Using ? with sed
I just want to get the number of a file that may or may not be gzip'd. However, it appears that a regular expression in sed does not support a ?. Here's what I tried:
echo 'file_1.gz'|sed -n 's/.*_\(.*\)\(\.gz\)?/\1/p'
and nothing was returned. Then I added a ? to the string being analyzed:
echo 'file_1.gz?'|sed -n 's/.*_\(.*\)\(\.gz\)?/\1/p'
So, it looks like the ? used in most regex's is not supported in sed, right? Well then, I would just like sed to give a 1 for file_1 and file_1.gz. What's the best way to do that in a bash script if execution time is critical?

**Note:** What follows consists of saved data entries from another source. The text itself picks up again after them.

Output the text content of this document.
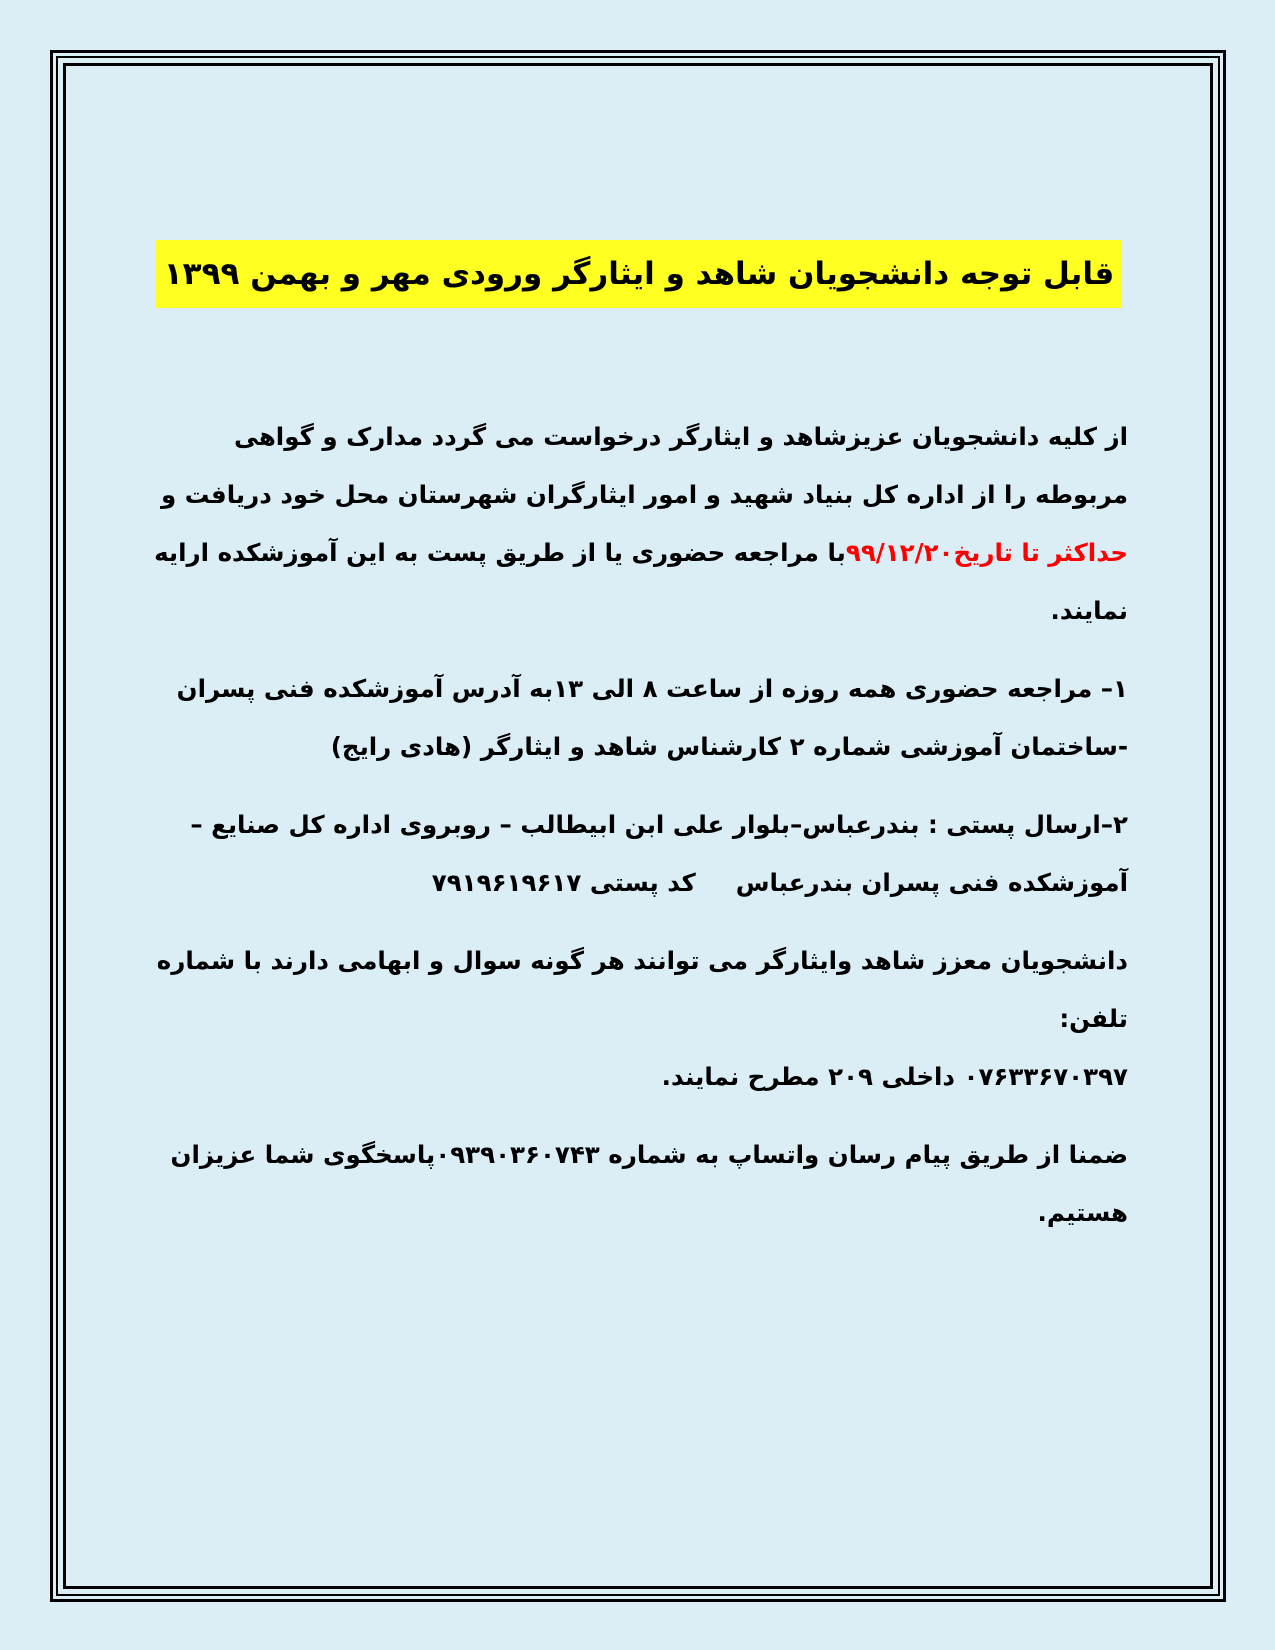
قابل توجه دانشجویان شاهد و ایثارگر ورودی مهر و بهمن ۱۳۹۹

از کلیه دانشجویان عزیزشاهد و ایثارگر درخواست می گردد مدارک و گواهی مربوطه را از اداره کل بنیاد شهید و امور ایثارگران شهرستان محل خود دریافت و حداکثر تا تاریخ۹۹/۱۲/۲۰با مراجعه حضوری یا از طریق پست به این آموزشکده ارایه نمایند.

۱– مراجعه حضوری همه روزه از ساعت ۸ الی ۱۳به آدرس آموزشکده فنی پسران -ساختمان آموزشی شماره ۲ کارشناس شاهد و ایثارگر (هادی رایج)

۲–ارسال پستی : بندرعباس–بلوار علی ابن ابیطالب – روبروی اداره کل صنایع – آموزشکده فنی پسران بندرعباسکد پستی ۷۹۱۹۶۱۹۶۱۷

دانشجویان معزز شاهد وایثارگر می توانند هر گونه سوال و ابهامی دارند با شماره تلفن:
۰۷۶۳۳۶۷۰۳۹۷ داخلی ۲۰۹ مطرح نمایند.

ضمنا از طریق پیام رسان واتساپ به شماره ۰۹۳۹۰۳۶۰۷۴۳پاسخگوی شما عزیزان هستیم.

The equivalent to x? is \(x\|\).
However, many versions of sed support an option to enable "extended regular expressions" which includes ?. In GNU sed the flag is -r. Note that this also changes unescaped parens to do grouping. eg:
echo 'file_1.gz'|sed -n -r 's/.*_(.*)(\.gz)?/\1/p'
Actually, there's another bug in your regex which is that the greedy .* in the parens is going to swallow up the ".gz" if there is one. sed doesn't have a non-greedy equivalent to * as far as I know, but you can use | to work around this. | in sed (and many other regex implementations) will use the leftmost match that works, so you can do something like this:
echo 'file_1.gz'|sed -r 's/(.*_(.*)\.gz)|(.*_(.*))/\2\4/'
This tries to match with .gz, and only tries without it if that doesn't work. Only one of group 2 or 4 will actually exist (since they are on opposite sides of the same |) so we just concatenate them to get the value we want.